Personal Data at Risk after Utah Workers’ Comp Fund Laptop Stolen
Worker’s Compensation Fund, one of Utah’s largest insurance companies, is working to recover a laptop stolen from an auditor’s car that held personal data records for some 2,800 people.
The laptop was taken Dec. 9 while the car was parked in the garage of the auditor’s home. It contained Social Security numbers and other personal information from individuals and about 1,400 companies.
Companies and individuals have been notified of the theft, WCF spokeswoman Peggy Larsen said.
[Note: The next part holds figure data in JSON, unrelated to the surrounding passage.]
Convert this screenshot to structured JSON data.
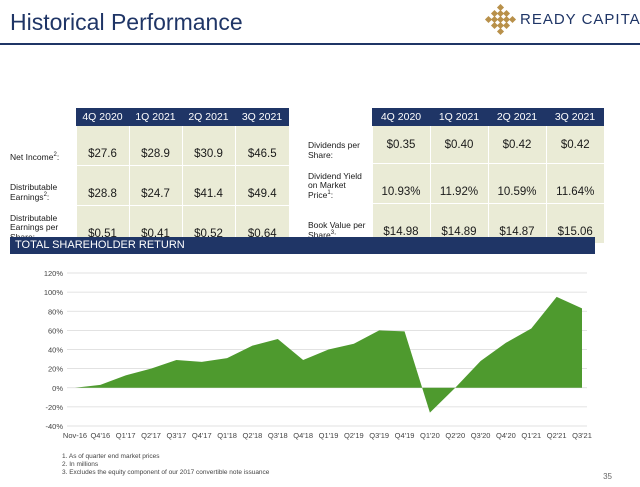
{
  "header": {
    "title": "Historical Performance",
    "logo_text": "READY CAPITAL"
  },
  "left_table": {
    "columns": [
      "4Q 2020",
      "1Q 2021",
      "2Q 2021",
      "3Q 2021"
    ],
    "rows": [
      {
        "label": "Net Income",
        "sup": "2",
        "suffix": ":",
        "values": [
          "$27.6",
          "$28.9",
          "$30.9",
          "$46.5"
        ]
      },
      {
        "label": "Distributable Earnings",
        "sup": "2",
        "suffix": ":",
        "values": [
          "$28.8",
          "$24.7",
          "$41.4",
          "$49.4"
        ]
      },
      {
        "label": "Distributable Earnings per Share:",
        "sup": "",
        "suffix": "",
        "values": [
          "$0.51",
          "$0.41",
          "$0.52",
          "$0.64"
        ]
      }
    ]
  },
  "right_table": {
    "columns": [
      "4Q 2020",
      "1Q 2021",
      "2Q 2021",
      "3Q 2021"
    ],
    "rows": [
      {
        "label": "Dividends per Share:",
        "sup": "",
        "suffix": "",
        "values": [
          "$0.35",
          "$0.40",
          "$0.42",
          "$0.42"
        ]
      },
      {
        "label": "Dividend Yield on Market Price",
        "sup": "1",
        "suffix": ":",
        "values": [
          "10.93%",
          "11.92%",
          "10.59%",
          "11.64%"
        ]
      },
      {
        "label": "Book Value per Share",
        "sup": "3",
        "suffix": ":",
        "values": [
          "$14.98",
          "$14.89",
          "$14.87",
          "$15.06"
        ]
      }
    ]
  },
  "tsr": {
    "title": "TOTAL SHAREHOLDER RETURN"
  },
  "chart_data": {
    "type": "area",
    "title": "TOTAL SHAREHOLDER RETURN",
    "xlabel": "",
    "ylabel": "",
    "x": [
      "Nov-16",
      "Q4'16",
      "Q1'17",
      "Q2'17",
      "Q3'17",
      "Q4'17",
      "Q1'18",
      "Q2'18",
      "Q3'18",
      "Q4'18",
      "Q1'19",
      "Q2'19",
      "Q3'19",
      "Q4'19",
      "Q1'20",
      "Q2'20",
      "Q3'20",
      "Q4'20",
      "Q1'21",
      "Q2'21",
      "Q3'21"
    ],
    "values": [
      0,
      3,
      13,
      20,
      29,
      27,
      31,
      44,
      51,
      29,
      40,
      46,
      60,
      59,
      -26,
      0,
      28,
      47,
      62,
      95,
      83
    ],
    "ylim": [
      -40,
      120
    ],
    "yticks": [
      "-40%",
      "-20%",
      "0%",
      "20%",
      "40%",
      "60%",
      "80%",
      "100%",
      "120%"
    ],
    "ytick_values": [
      -40,
      -20,
      0,
      20,
      40,
      60,
      80,
      100,
      120
    ],
    "grid": true,
    "color": "#4e9a2e"
  },
  "footnotes": [
    "1. As of quarter end market prices",
    "2. In millions",
    "3. Excludes the equity component of our 2017 convertible note issuance"
  ],
  "page_number": "35",
  "colors": {
    "navy": "#1f3566",
    "cell": "#eaebd6",
    "green": "#4e9a2e",
    "gold": "#b8904a"
  }
}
The company chose not to issue a statement about the theft last month because it feared that would draw attention to data that could be used for identity theft.
WCF is now paying for professional security watch for the affected workers, Larsen said.
The company is also changing internal policies that allowed for sensitive information to be stored on laptops.
“As soon as this was discovered, every auditor brought in their laptops so that all information was removed,” she said. “And, we’ve added additional levels of password protection.”
The stolen laptop was password protected but, in the future, information will be better encrypted for additional protection, Larsen said.
“This is the first time anything like this has happened,” the agency’s CEO Lane Summerhays said in a statement. “We are taking steps so it can be the last.”
Based in Salt Lake City, WCF provides worker compensation insurance company to more than 30,000 companies.
So far there’s no indication the stolen information has been used.
Client James W. Bunger, who runs a West Valley City energy development company, has little confidence in WCF, however. Bunger said he’s now paying to have his employees’ credit monitored.
“WCF has failed to assure us that their procedures have changed to avoid such breaches of security in the future”‘ said Bunger, who is president of James W. Bunger & Associates.